Edited by John Raymond LaBrosse, Rodrigo Olivares-Caminal and Dalvinder Singh
Chapter 8: Extraordinary measures for extraordinary times and the need for effective bank resolution laws in Europe
In the fall of 2011, when this chapter was being prepared, a number of EU member states were struggling to overcome problems with their sovereign debt. Many of those problems were attributed to measures that they felt compelled to take during the financial crisis that began in 2007. During the two years beginning in October 2008, member states committed 39 per cent and expended 9.3 per cent of 2009 GDP levels in rescuing their banking systems.
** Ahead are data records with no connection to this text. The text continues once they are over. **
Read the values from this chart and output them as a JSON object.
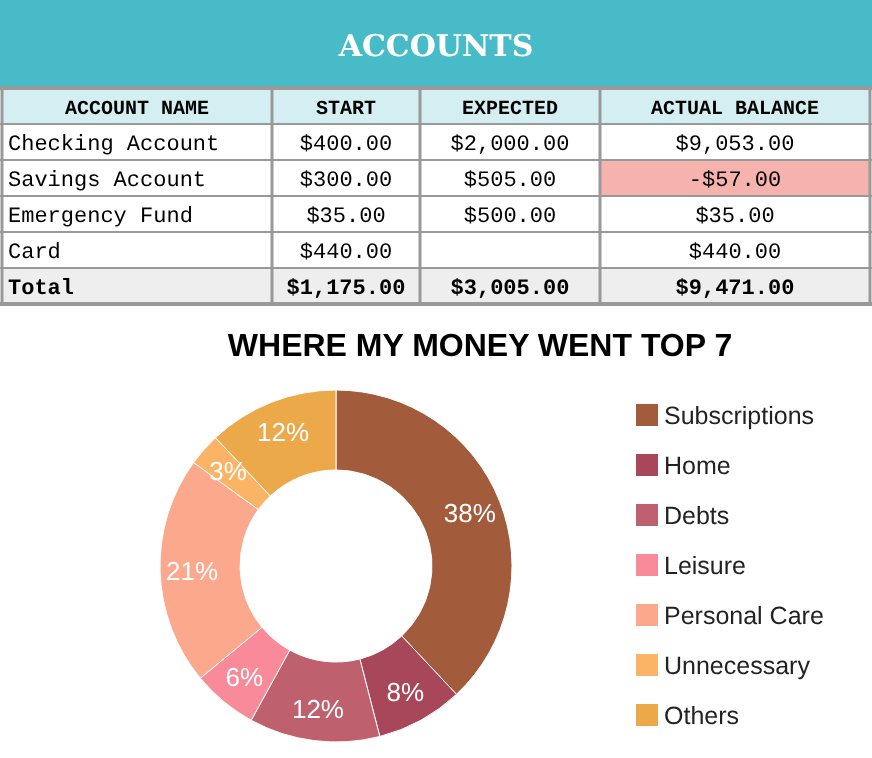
{
  "chart_data": [
    {
      "type": "other",
      "title": "ACCOUNTS",
      "categories": [
        "ACCOUNT NAME",
        "START",
        "EXPECTED",
        "ACTUAL BALANCE"
      ],
      "annotations": [
        "Checking Account",
        "$400.00",
        "$2,000.00",
        "$9,053.00",
        "Savings Account",
        "$300.00",
        "$505.00",
        "-$57.00",
        "Emergency Fund",
        "$35.00",
        "$500.00",
        "$35.00",
        "Card",
        "$440.00",
        null,
        "$440.00",
        "Total",
        "$1,175.00",
        "$3,005.00",
        "$9,471.00"
      ]
    },
    {
      "type": "donut",
      "title": "WHERE MY MONEY WENT TOP 7",
      "legend": "right",
      "value_labels": [
        "38%",
        "8%",
        "12%",
        "6%",
        "21%",
        "3%",
        "12%"
      ],
      "categories": [
        "Subscriptions",
        "Home",
        "Debts",
        "Leisure",
        "Personal Care",
        "Unnecessary",
        "Others"
      ],
      "values": [
        38,
        8,
        12,
        6,
        21,
        3,
        12
      ],
      "colors": [
        "#a25c3c",
        "#a8465a",
        "#bf606e",
        "#f88a9a",
        "#fca88c",
        "#fbb466",
        "#eba94a"
      ]
    }
  ]
}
At the same time the crisis revealed an inadequacy of financial system safety nets, notably legal frameworks for resolving failed banks along with arrangements for funding bank resolutions. In Section I we analyse bank support operations by member states whose final cost to taxpayers is still to be determined. Section II summarizes the legal reforms that were undertaken in two EU countries that were seriously harmed by the financial crisis – Germany and the UK. The measures enacted were designed to better protect the public interest when banks fail in the future. Those countries led reform efforts whose spirit was eventually enshrined in the European Commission’s (EC) proposal for an EU framework for bank recovery and resolution laws, which explicitly sets out the following objectives: maintenance of financial stability and public confidence and a reduction or elimination of costs to taxpayers.